Here’s a hint when you get to removing and reinstalling the lines: Use a pair of locking pliers, preferably needle nose. You may also need a regular pair to pull on the end of the line to get enough free line to untie the overhand knot that keeps the lines in place. You’ll notice there isn’t any extra line; the knot is at the very end.
Pull on the line to get some slack and cinch it with the locking pliers. That way you can untie the knot to remove the perimeter lines. You’ll need to reverse this process to be able to retie the knot when you reinstall the lines.

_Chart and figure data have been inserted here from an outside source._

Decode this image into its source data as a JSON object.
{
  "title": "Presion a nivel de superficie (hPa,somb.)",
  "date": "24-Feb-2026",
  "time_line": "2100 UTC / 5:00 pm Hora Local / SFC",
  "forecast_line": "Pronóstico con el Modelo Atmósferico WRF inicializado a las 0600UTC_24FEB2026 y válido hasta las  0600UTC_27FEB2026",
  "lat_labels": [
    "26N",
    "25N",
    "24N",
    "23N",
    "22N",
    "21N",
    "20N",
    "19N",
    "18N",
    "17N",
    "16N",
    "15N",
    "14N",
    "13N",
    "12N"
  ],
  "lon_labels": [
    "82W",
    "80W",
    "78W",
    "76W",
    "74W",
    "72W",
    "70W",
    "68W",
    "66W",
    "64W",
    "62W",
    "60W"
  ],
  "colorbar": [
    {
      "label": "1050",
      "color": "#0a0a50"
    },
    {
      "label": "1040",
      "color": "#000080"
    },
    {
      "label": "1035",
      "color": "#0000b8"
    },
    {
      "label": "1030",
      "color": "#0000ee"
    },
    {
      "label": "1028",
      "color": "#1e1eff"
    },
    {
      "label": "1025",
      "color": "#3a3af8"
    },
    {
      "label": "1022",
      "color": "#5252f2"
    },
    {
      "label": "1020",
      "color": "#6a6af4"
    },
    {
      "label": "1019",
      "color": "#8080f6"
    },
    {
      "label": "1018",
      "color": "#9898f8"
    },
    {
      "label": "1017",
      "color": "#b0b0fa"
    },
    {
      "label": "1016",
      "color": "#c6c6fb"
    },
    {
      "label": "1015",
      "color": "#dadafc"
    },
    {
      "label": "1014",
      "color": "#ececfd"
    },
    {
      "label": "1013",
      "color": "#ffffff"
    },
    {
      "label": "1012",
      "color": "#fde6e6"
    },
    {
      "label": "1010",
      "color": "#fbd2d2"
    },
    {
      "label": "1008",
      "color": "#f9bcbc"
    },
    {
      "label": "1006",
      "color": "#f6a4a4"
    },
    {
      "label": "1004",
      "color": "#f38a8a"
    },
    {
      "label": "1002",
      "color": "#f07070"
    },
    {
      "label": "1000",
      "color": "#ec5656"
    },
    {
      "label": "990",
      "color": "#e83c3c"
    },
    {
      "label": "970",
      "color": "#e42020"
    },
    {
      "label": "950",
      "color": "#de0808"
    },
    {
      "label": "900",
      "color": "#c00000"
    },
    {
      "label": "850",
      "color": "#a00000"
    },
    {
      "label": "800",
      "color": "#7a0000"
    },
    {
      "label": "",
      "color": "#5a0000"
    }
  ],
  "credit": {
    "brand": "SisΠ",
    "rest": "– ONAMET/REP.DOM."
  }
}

It may sound like a lot of work, and some of my paddling friends shy far away from this type of preseason routine. But I get a good feeling about hopping into a nice clean boat in the spring — a fresh start to a new season on the water.
P.S.
The bright, reflective orange graphic accompanying this piece is of a sticker every kayak, canoe and rowboat owner should have stuck in their boat. A product of Operation Paddle Smart (a collaborative between the U.S. Coast Guard, the U.S. Power Squadron and the Coast Guard Auxiliary), it will help search-and-rescue respondents quickly determine whether they are looking for a body in the water or that the boat has simply drifted off to sea. The owner’s name and telephone numbers allow the Coast Guard, for example, to immediately call the numbers provided and determine whether he or she needs assistance.
With the cost of a responding helicopter at around $2,000 per hour and immense expenses associated with search and rescue, it’s an effort to help prevent unnecessary responses.
The stickers are free and can be obtained at Coast Guard stations, from members of the U.S. Power Squadron, Coast Guard Auxiliary members and some harbor masters. Get one, put your name and numbers on it with a waterproof marker and stick it in your boat in a visible place.